I'm currently studying Lagrangian Mechanics, and I came across a problem that requires some approximation techniques to get an easily-evaluable differential equation. However, I am unclear on one portion of the differential equation, which is attached in the picture.
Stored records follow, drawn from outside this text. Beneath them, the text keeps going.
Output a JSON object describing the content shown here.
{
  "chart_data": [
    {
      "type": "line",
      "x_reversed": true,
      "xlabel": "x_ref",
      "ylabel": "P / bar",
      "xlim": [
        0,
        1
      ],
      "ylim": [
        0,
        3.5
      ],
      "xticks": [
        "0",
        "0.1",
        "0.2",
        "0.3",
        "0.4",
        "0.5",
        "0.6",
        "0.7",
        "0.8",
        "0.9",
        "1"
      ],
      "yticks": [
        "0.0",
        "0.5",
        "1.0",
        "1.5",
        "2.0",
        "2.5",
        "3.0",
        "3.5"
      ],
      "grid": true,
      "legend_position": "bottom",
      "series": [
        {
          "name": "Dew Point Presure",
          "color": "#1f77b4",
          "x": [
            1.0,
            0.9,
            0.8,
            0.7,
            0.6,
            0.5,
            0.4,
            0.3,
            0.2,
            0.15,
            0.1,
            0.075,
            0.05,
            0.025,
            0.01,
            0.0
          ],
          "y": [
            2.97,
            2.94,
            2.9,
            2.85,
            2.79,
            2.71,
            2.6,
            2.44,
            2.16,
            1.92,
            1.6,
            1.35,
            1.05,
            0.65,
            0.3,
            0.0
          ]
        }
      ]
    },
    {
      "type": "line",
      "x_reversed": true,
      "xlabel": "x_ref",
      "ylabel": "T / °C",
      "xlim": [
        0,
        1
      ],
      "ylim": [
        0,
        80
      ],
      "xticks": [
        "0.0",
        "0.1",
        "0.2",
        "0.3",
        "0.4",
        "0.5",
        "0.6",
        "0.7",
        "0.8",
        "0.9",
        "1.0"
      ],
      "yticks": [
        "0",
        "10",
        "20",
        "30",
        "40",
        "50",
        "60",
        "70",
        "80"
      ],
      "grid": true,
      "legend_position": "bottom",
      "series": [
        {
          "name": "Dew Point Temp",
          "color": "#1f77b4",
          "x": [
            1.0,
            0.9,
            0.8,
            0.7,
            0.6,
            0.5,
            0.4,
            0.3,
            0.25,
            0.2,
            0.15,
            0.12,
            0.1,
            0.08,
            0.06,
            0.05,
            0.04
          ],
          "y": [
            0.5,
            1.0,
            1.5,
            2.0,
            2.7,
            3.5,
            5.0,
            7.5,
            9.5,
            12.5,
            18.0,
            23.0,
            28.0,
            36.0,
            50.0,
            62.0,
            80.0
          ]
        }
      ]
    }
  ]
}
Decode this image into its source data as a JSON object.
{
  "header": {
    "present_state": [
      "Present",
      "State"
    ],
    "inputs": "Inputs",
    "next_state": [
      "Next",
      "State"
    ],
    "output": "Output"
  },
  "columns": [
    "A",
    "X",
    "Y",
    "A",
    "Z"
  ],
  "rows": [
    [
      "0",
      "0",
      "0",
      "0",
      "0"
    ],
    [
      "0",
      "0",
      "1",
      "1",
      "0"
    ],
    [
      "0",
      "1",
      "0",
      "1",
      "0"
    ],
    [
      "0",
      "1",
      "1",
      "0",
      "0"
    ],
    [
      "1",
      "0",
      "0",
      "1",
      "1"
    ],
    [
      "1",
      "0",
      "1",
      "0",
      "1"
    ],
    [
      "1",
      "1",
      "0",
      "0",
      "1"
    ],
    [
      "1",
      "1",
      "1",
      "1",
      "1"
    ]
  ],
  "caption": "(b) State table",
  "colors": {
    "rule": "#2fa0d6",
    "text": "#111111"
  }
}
Expanding out the first equation in terms of $\epsilon$ and applying a small angle approximation for $\epsilon$, we get:
$\epsilon''(l-R\epsilon-R\theta_0)-R\epsilon'^2-g\cos(\epsilon)\cos(\theta_0)+g\sin(\epsilon)\sin(\theta_0)=0\\ \epsilon''(l-R\epsilon-R\theta_0)-R\epsilon'^2-g\cos(\theta_0)+g\epsilon\sin(\theta_0)=0\\ \epsilon''(l-R\theta_0)+(-R\epsilon'^2-R\epsilon''\epsilon)+g\epsilon\sin(\theta_0)=g\cos(\theta_0)\\ \epsilon''+(\frac{-R\epsilon'^2-R\epsilon''\epsilon}{l-R\theta_0})+\frac{g\sin(\theta_0)}{l-R\theta_0}\epsilon=\frac{g\cos(\theta_0)}{l-R\theta_0}$
However, the answer key's answer implies that $\frac{-R\epsilon'^2-R\epsilon''\epsilon}{l-R\theta_0}=0$, and I am not sure why that would be true. I would assume it would be a consequence of the small angle approximation, but I am not sure. Why is the term in parentheses 0? Thank you for any help you can provide!